The Lost Generation: How the Government and Non-Governmental Organizations Are Protecting the Rights of Orphans in Uganda

Caruso, Jeanne; Cope, Kevin
January 2006
Human Rights Review;Jan-Mar2006, Vol. 7 Issue 2, p98
Academic Journal
Millions of Ugandan children have become orphaned over the last two decades, the primary cause being the increasing HIV/AIDS epidemic. This phenomenon has prompted the government to institute numerous legal reforms. These internal reforms, implemented in a legal environment based on English common law and increasingly, international standards, greatly influence the legal inheritance rights of Ugandan orphans and their chances for prosperity. In many regions, however, the traditional local mores trump both national and global standards, meaning that while Ugandan parents may own appreciable property upon death, their children rarely receive it, but rather fall victim to "property grabbing" or mismanagement by relatives.

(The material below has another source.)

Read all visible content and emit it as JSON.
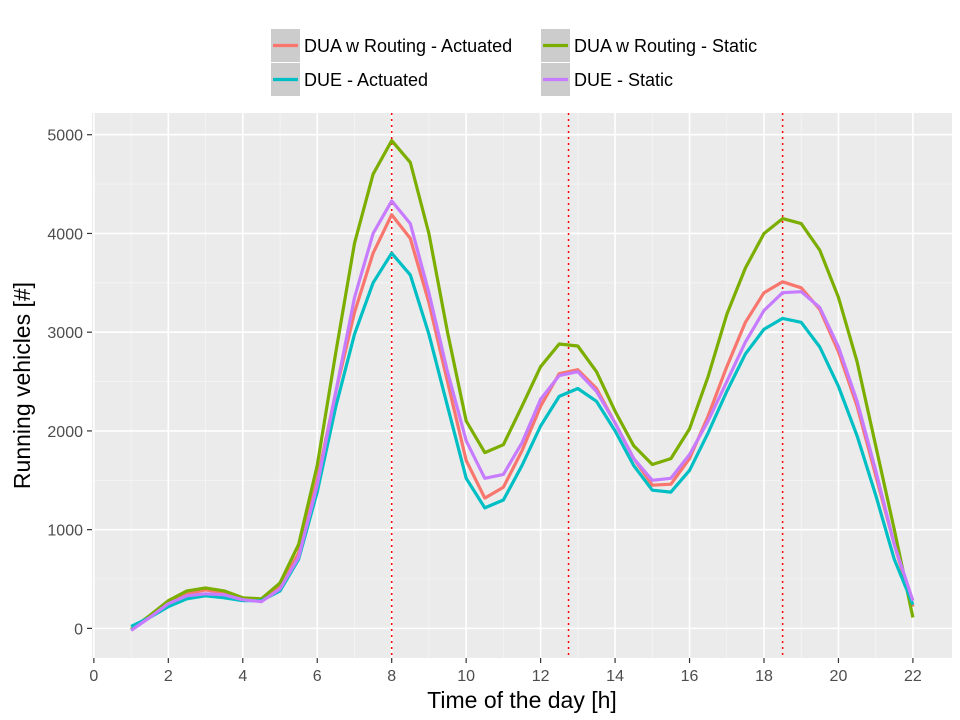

The key impediments to solving this problem and to Uganda's adoption of a more egalitarian system of inheritance include the ineffectiveness of local councils, the inadequate enforcement of the Children Statute, and the heavily centralized and cumbersome structure of the national government. Therefore, significant reforms are needed, including the pronouncement of a national policy regarding orphans, the reduction of national reliance on NGOs, and the restoration of a national legislative effort to codify orphans' property rights.